Sources: The Guardian, Cidrap

 

Egypt’s parliamentary elections postponed

The Supreme Court in Egypt has delayed the parliamentary elections that were scheduled for this month. It ruled that parts of the election law, concerning the set-up of the electoral districts, were unconstitutional. The vote had been due to start on 21 March and run into April. The electoral commission is now working on a new timetable while the unconstitutional law is being redrafted.

The election will be the first parliamentary ballot since 2013, when army chief Abdel Fattah al-Sisi overthrew Muslim Brotherhood president Mohamed Morsi. After Morsi’s ouster, Sisi announced plans for a new constitution, to be followed by presidential and parliamentary elections. The new constitution was adopted in January 2014, and Sisi was elected President in May.

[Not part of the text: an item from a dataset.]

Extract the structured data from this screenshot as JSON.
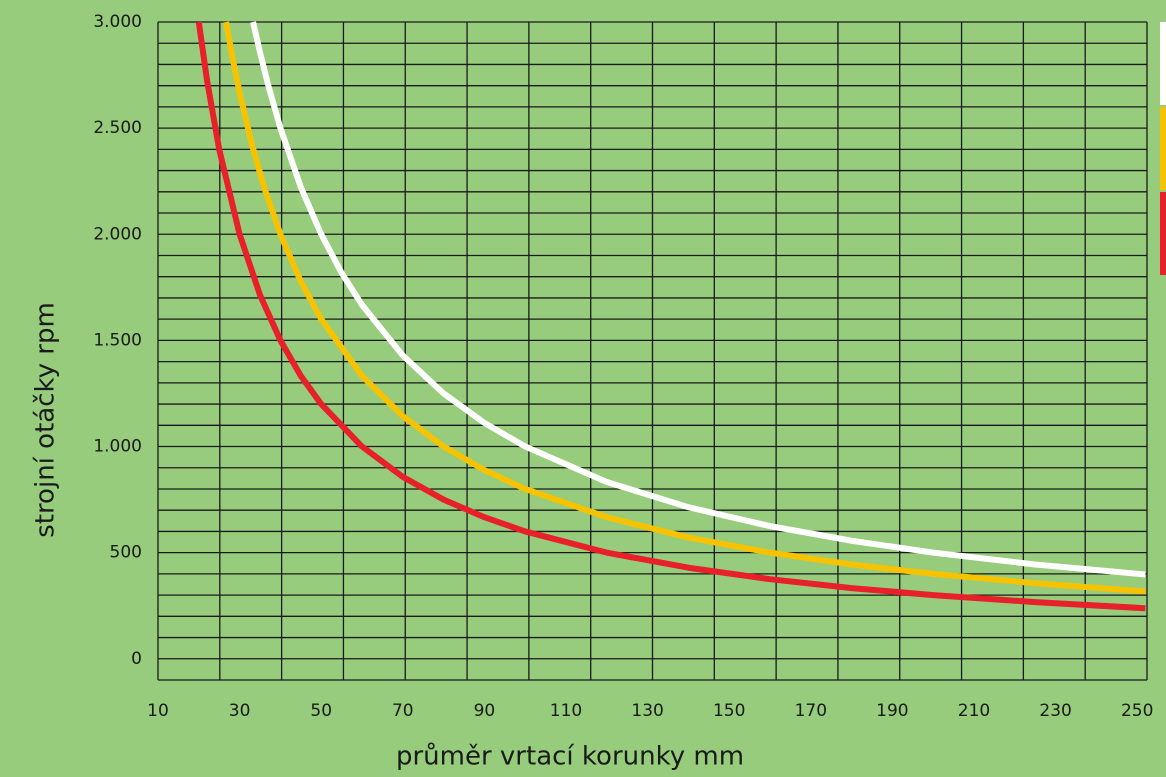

Sources: Los Angeles Times, Middle East Eye, BBC

 

Khmer Rouge Tribunal charges two more suspects

The international co-investigating judge at the Khmer Rouge Tribunal in Cambodia has surprisingly charged two additional suspects. The move was not backed by his Cambodian counterpart. The suspects are Meas Muth, an ex-navy commander, and Im Chaem, a female former district official. They were charged in absentia. Both allegedly committed crimes against humanity during the Khmer Rouge regime in the 1970s. Cambodian judges outnumber their UN-appointed counterparts on the hybrid tribunal and can vote down a move to formally indict the pair at a later stage.

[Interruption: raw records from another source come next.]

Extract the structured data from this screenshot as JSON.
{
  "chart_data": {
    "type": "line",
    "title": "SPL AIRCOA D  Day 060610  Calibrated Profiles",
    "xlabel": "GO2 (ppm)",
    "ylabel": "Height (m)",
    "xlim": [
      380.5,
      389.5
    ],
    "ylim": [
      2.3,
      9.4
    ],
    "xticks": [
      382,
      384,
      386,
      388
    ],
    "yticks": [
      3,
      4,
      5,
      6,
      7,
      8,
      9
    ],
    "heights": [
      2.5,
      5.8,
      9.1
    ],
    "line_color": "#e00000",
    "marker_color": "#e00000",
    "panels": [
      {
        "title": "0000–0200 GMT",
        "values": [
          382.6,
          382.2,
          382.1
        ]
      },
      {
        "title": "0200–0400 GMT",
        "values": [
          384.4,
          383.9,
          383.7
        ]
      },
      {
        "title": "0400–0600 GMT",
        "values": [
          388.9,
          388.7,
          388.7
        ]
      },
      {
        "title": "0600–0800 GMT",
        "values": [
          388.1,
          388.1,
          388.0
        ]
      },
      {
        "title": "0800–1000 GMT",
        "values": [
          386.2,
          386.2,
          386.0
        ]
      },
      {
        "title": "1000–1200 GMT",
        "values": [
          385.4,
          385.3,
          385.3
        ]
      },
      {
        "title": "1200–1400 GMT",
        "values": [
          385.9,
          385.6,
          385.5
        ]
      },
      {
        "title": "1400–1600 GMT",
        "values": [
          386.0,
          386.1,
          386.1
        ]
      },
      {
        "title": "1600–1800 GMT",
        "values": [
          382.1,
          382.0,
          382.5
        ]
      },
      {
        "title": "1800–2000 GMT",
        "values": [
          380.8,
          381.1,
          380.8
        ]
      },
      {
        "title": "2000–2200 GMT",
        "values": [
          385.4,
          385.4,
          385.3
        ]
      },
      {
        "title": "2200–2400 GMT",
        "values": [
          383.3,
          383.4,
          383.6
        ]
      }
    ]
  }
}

Cambodia’s prime minister Hun Sen has repeatedly stated that he does not want any additional subjects to be tried in the court that is officially called Extraordinary Chambers in the Court of Cambodia (ECCC). Only three perpetrators were sentenced so far; another trial against two of them is ongoing. Meas Muth and Im Chaem are part of case 003 and 004 respectively, which are under investigation. The Khmer Rouge Tribunal was inaugurated in 2006 and is officially tasked with prosecuting the most senior leaders and those most responsible of the atrocities committed under Pol Pot’s regime.

Sources: ECCC, AFP

 

BBC documentary about gang rape banned in India

India has banned a documentary about the 2012 gang rape and murder of a student that had made headlines worldwide. The film called India’s Daughter features an interview with one of the perpetrators, Mukesh Singh, in jail. The rapists, who was sentenced to death, appears unrepentant and blames the victim. India’s home minister Rajnath Singh justified the ban of the broadcast with the allegation that the British film-maker Leslee Udwin had flouted the conditions under which permission was given to interview Singh inside Delhi’s central jail. She denies that.

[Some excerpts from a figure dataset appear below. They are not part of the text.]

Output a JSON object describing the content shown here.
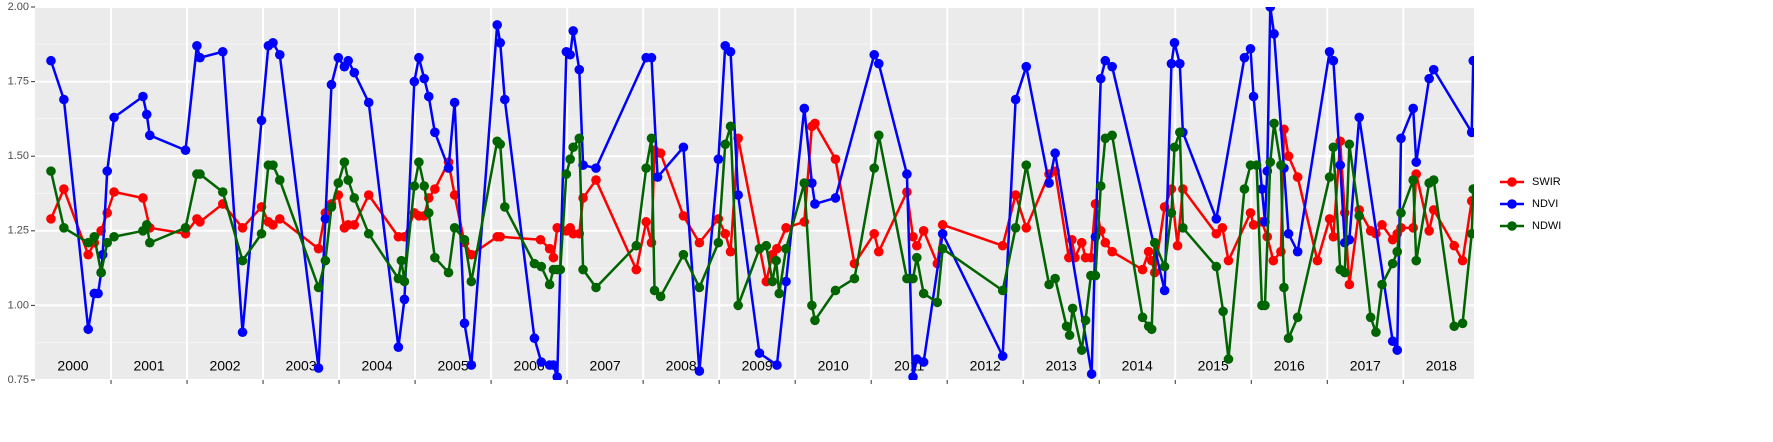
{
  "chart_data": {
    "type": "line",
    "year_labels": [
      "2000",
      "2001",
      "2002",
      "2003",
      "2004",
      "2005",
      "2006",
      "2007",
      "2008",
      "2009",
      "2010",
      "2011",
      "2012",
      "2013",
      "2014",
      "2015",
      "2016",
      "2017",
      "2018"
    ],
    "xlim": [
      2000,
      2018.93
    ],
    "xticks": [
      2001,
      2002,
      2003,
      2004,
      2005,
      2006,
      2007,
      2008,
      2009,
      2010,
      2011,
      2012,
      2013,
      2014,
      2015,
      2016,
      2017,
      2018
    ],
    "ylim": [
      0.75,
      2.0
    ],
    "yticks": [
      0.75,
      {
        "value": 1.0,
        "label": "1.00"
      },
      1.25,
      {
        "value": 1.5,
        "label": "1.50"
      },
      1.75,
      {
        "value": 2.0,
        "label": "2.00"
      }
    ],
    "grid": true,
    "legend": "right",
    "series": [
      {
        "name": "SWIR",
        "color": "#ff0000",
        "x": [
          2000.21,
          2000.38,
          2000.7,
          2000.78,
          2000.87,
          2000.95,
          2001.04,
          2001.42,
          2001.51,
          2001.98,
          2002.13,
          2002.17,
          2002.47,
          2002.73,
          2002.98,
          2003.07,
          2003.13,
          2003.22,
          2003.73,
          2003.82,
          2003.9,
          2003.99,
          2004.07,
          2004.12,
          2004.2,
          2004.39,
          2004.78,
          2004.86,
          2004.99,
          2005.05,
          2005.12,
          2005.18,
          2005.26,
          2005.44,
          2005.52,
          2005.65,
          2005.74,
          2006.08,
          2006.12,
          2006.65,
          2006.77,
          2006.82,
          2006.87,
          2006.99,
          2007.04,
          2007.08,
          2007.16,
          2007.21,
          2007.38,
          2007.91,
          2008.04,
          2008.11,
          2008.15,
          2008.23,
          2008.53,
          2008.74,
          2008.99,
          2009.08,
          2009.15,
          2009.25,
          2009.62,
          2009.7,
          2009.76,
          2009.88,
          2010.12,
          2010.22,
          2010.26,
          2010.53,
          2010.78,
          2011.04,
          2011.1,
          2011.47,
          2011.55,
          2011.6,
          2011.69,
          2011.87,
          2011.94,
          2012.73,
          2012.9,
          2013.04,
          2013.34,
          2013.42,
          2013.6,
          2013.64,
          2013.68,
          2013.77,
          2013.82,
          2013.89,
          2013.95,
          2014.02,
          2014.08,
          2014.17,
          2014.57,
          2014.65,
          2014.69,
          2014.73,
          2014.86,
          2014.95,
          2015.03,
          2015.1,
          2015.54,
          2015.62,
          2015.7,
          2015.99,
          2016.03,
          2016.14,
          2016.21,
          2016.29,
          2016.39,
          2016.43,
          2016.49,
          2016.61,
          2016.87,
          2017.03,
          2017.08,
          2017.17,
          2017.23,
          2017.29,
          2017.42,
          2017.57,
          2017.64,
          2017.72,
          2017.86,
          2017.92,
          2017.97,
          2018.13,
          2018.17,
          2018.34,
          2018.4,
          2018.67,
          2018.78,
          2018.9
        ],
        "values": [
          1.29,
          1.39,
          1.17,
          1.21,
          1.25,
          1.31,
          1.38,
          1.36,
          1.26,
          1.24,
          1.29,
          1.28,
          1.34,
          1.26,
          1.33,
          1.28,
          1.27,
          1.29,
          1.19,
          1.31,
          1.34,
          1.37,
          1.26,
          1.27,
          1.27,
          1.37,
          1.23,
          1.23,
          1.31,
          1.3,
          1.3,
          1.36,
          1.39,
          1.48,
          1.37,
          1.21,
          1.17,
          1.23,
          1.23,
          1.22,
          1.19,
          1.16,
          1.26,
          1.25,
          1.26,
          1.24,
          1.24,
          1.36,
          1.42,
          1.12,
          1.28,
          1.21,
          1.52,
          1.51,
          1.3,
          1.21,
          1.29,
          1.24,
          1.18,
          1.56,
          1.08,
          1.17,
          1.19,
          1.26,
          1.28,
          1.6,
          1.61,
          1.49,
          1.14,
          1.24,
          1.18,
          1.38,
          1.23,
          1.2,
          1.25,
          1.14,
          1.27,
          1.2,
          1.37,
          1.26,
          1.44,
          1.45,
          1.16,
          1.22,
          1.16,
          1.21,
          1.16,
          1.16,
          1.34,
          1.25,
          1.21,
          1.18,
          1.12,
          1.18,
          1.15,
          1.11,
          1.33,
          1.39,
          1.2,
          1.39,
          1.24,
          1.26,
          1.15,
          1.31,
          1.27,
          1.28,
          1.23,
          1.15,
          1.18,
          1.59,
          1.5,
          1.43,
          1.15,
          1.29,
          1.23,
          1.55,
          1.31,
          1.07,
          1.32,
          1.25,
          1.24,
          1.27,
          1.22,
          1.24,
          1.26,
          1.26,
          1.44,
          1.25,
          1.32,
          1.2,
          1.15,
          1.35
        ]
      },
      {
        "name": "NDVI",
        "color": "#0000ff",
        "x": [
          2000.21,
          2000.38,
          2000.7,
          2000.78,
          2000.83,
          2000.87,
          2000.89,
          2000.95,
          2001.04,
          2001.42,
          2001.47,
          2001.51,
          2001.98,
          2002.13,
          2002.17,
          2002.47,
          2002.73,
          2002.98,
          2003.07,
          2003.13,
          2003.22,
          2003.73,
          2003.82,
          2003.9,
          2003.99,
          2004.07,
          2004.12,
          2004.2,
          2004.39,
          2004.78,
          2004.86,
          2004.99,
          2005.05,
          2005.12,
          2005.18,
          2005.26,
          2005.44,
          2005.52,
          2005.65,
          2005.74,
          2006.08,
          2006.12,
          2006.18,
          2006.57,
          2006.66,
          2006.77,
          2006.82,
          2006.87,
          2006.99,
          2007.04,
          2007.08,
          2007.16,
          2007.21,
          2007.38,
          2008.04,
          2008.11,
          2008.19,
          2008.53,
          2008.74,
          2008.99,
          2009.08,
          2009.15,
          2009.25,
          2009.53,
          2009.76,
          2009.88,
          2010.12,
          2010.22,
          2010.26,
          2010.53,
          2011.04,
          2011.1,
          2011.47,
          2011.55,
          2011.6,
          2011.69,
          2011.94,
          2012.73,
          2012.9,
          2013.04,
          2013.34,
          2013.42,
          2013.9,
          2013.95,
          2014.02,
          2014.08,
          2014.17,
          2014.86,
          2014.95,
          2014.99,
          2015.06,
          2015.1,
          2015.54,
          2015.91,
          2015.99,
          2016.03,
          2016.14,
          2016.18,
          2016.21,
          2016.25,
          2016.3,
          2016.43,
          2016.49,
          2016.61,
          2017.03,
          2017.08,
          2017.17,
          2017.23,
          2017.29,
          2017.42,
          2017.86,
          2017.92,
          2017.97,
          2018.13,
          2018.17,
          2018.34,
          2018.4,
          2018.9,
          2018.92
        ],
        "values": [
          1.82,
          1.69,
          0.92,
          1.04,
          1.04,
          1.11,
          1.17,
          1.45,
          1.63,
          1.7,
          1.64,
          1.57,
          1.52,
          1.87,
          1.83,
          1.85,
          0.91,
          1.62,
          1.87,
          1.88,
          1.84,
          0.79,
          1.29,
          1.74,
          1.83,
          1.8,
          1.82,
          1.78,
          1.68,
          0.86,
          1.02,
          1.75,
          1.83,
          1.76,
          1.7,
          1.58,
          1.46,
          1.68,
          0.94,
          0.8,
          1.94,
          1.88,
          1.69,
          0.89,
          0.81,
          0.8,
          0.8,
          0.76,
          1.85,
          1.84,
          1.92,
          1.79,
          1.47,
          1.46,
          1.83,
          1.83,
          1.43,
          1.53,
          0.78,
          1.49,
          1.87,
          1.85,
          1.37,
          0.84,
          0.8,
          1.08,
          1.66,
          1.41,
          1.34,
          1.36,
          1.84,
          1.81,
          1.44,
          0.76,
          0.82,
          0.81,
          1.24,
          0.83,
          1.69,
          1.8,
          1.41,
          1.51,
          0.77,
          1.23,
          1.76,
          1.82,
          1.8,
          1.05,
          1.81,
          1.88,
          1.81,
          1.58,
          1.29,
          1.83,
          1.86,
          1.7,
          1.39,
          1.28,
          1.45,
          2.0,
          1.91,
          1.46,
          1.24,
          1.18,
          1.85,
          1.82,
          1.47,
          1.21,
          1.22,
          1.63,
          0.88,
          0.85,
          1.56,
          1.66,
          1.48,
          1.76,
          1.79,
          1.58,
          1.82
        ]
      },
      {
        "name": "NDWI",
        "color": "#006400",
        "x": [
          2000.21,
          2000.38,
          2000.7,
          2000.78,
          2000.87,
          2000.95,
          2001.04,
          2001.42,
          2001.47,
          2001.51,
          2001.98,
          2002.13,
          2002.17,
          2002.47,
          2002.73,
          2002.98,
          2003.07,
          2003.13,
          2003.22,
          2003.73,
          2003.82,
          2003.9,
          2003.99,
          2004.07,
          2004.12,
          2004.2,
          2004.39,
          2004.78,
          2004.82,
          2004.86,
          2004.99,
          2005.05,
          2005.12,
          2005.18,
          2005.26,
          2005.44,
          2005.52,
          2005.65,
          2005.74,
          2006.08,
          2006.12,
          2006.18,
          2006.57,
          2006.66,
          2006.77,
          2006.82,
          2006.87,
          2006.91,
          2006.99,
          2007.04,
          2007.08,
          2007.16,
          2007.21,
          2007.38,
          2007.91,
          2008.04,
          2008.11,
          2008.15,
          2008.23,
          2008.53,
          2008.74,
          2008.99,
          2009.08,
          2009.15,
          2009.25,
          2009.53,
          2009.62,
          2009.7,
          2009.75,
          2009.79,
          2009.88,
          2010.12,
          2010.22,
          2010.26,
          2010.53,
          2010.78,
          2011.04,
          2011.1,
          2011.47,
          2011.55,
          2011.6,
          2011.69,
          2011.87,
          2011.94,
          2012.73,
          2012.9,
          2013.04,
          2013.34,
          2013.42,
          2013.57,
          2013.61,
          2013.65,
          2013.77,
          2013.82,
          2013.89,
          2013.95,
          2014.02,
          2014.08,
          2014.17,
          2014.57,
          2014.65,
          2014.69,
          2014.73,
          2014.86,
          2014.95,
          2014.99,
          2015.06,
          2015.1,
          2015.54,
          2015.63,
          2015.7,
          2015.91,
          2015.99,
          2016.07,
          2016.14,
          2016.18,
          2016.25,
          2016.3,
          2016.39,
          2016.43,
          2016.49,
          2016.61,
          2017.03,
          2017.08,
          2017.17,
          2017.23,
          2017.29,
          2017.42,
          2017.57,
          2017.64,
          2017.72,
          2017.86,
          2017.92,
          2017.97,
          2018.13,
          2018.17,
          2018.34,
          2018.4,
          2018.67,
          2018.78,
          2018.9,
          2018.92
        ],
        "values": [
          1.45,
          1.26,
          1.21,
          1.23,
          1.11,
          1.21,
          1.23,
          1.25,
          1.27,
          1.21,
          1.26,
          1.44,
          1.44,
          1.38,
          1.15,
          1.24,
          1.47,
          1.47,
          1.42,
          1.06,
          1.15,
          1.33,
          1.41,
          1.48,
          1.42,
          1.36,
          1.24,
          1.09,
          1.15,
          1.08,
          1.4,
          1.48,
          1.4,
          1.31,
          1.16,
          1.11,
          1.26,
          1.22,
          1.08,
          1.55,
          1.54,
          1.33,
          1.14,
          1.13,
          1.07,
          1.12,
          1.12,
          1.12,
          1.44,
          1.49,
          1.53,
          1.56,
          1.12,
          1.06,
          1.2,
          1.46,
          1.56,
          1.05,
          1.03,
          1.17,
          1.06,
          1.21,
          1.54,
          1.6,
          1.0,
          1.19,
          1.2,
          1.08,
          1.15,
          1.04,
          1.19,
          1.41,
          1.0,
          0.95,
          1.05,
          1.09,
          1.46,
          1.57,
          1.09,
          1.09,
          1.16,
          1.04,
          1.01,
          1.19,
          1.05,
          1.26,
          1.47,
          1.07,
          1.09,
          0.93,
          0.9,
          0.99,
          0.85,
          0.95,
          1.1,
          1.1,
          1.4,
          1.56,
          1.57,
          0.96,
          0.93,
          0.92,
          1.21,
          1.13,
          1.31,
          1.53,
          1.58,
          1.26,
          1.13,
          0.98,
          0.82,
          1.39,
          1.47,
          1.47,
          1.0,
          1.0,
          1.48,
          1.61,
          1.47,
          1.06,
          0.89,
          0.96,
          1.43,
          1.53,
          1.12,
          1.11,
          1.54,
          1.3,
          0.96,
          0.91,
          1.07,
          1.14,
          1.18,
          1.31,
          1.42,
          1.15,
          1.41,
          1.42,
          0.93,
          0.94,
          1.24,
          1.39
        ]
      }
    ]
  }
}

Public opinion in India is divided over the question if India’s Daughter should be broadcast. Some women’s-rights activists say that the rapist should not be given a platform to air his misogynist views. Others view the documentary as an eye-opener for Indian society. The family of the student, who was brutally raped by five men on a bus in Delhi and died two weeks later of her injuries, backs the film. The BBC quotes the father as saying everybody should watch it.

After the ban, the BBC aired the documentary on Wednesday in the UK, four days earlier than scheduled. Since then it is available on Youtube and has been watched and shared by many Indians.

Sources: BBC, The Guardian

 

These items were compiled by Katja Dombrowski on the basis of international media coverage.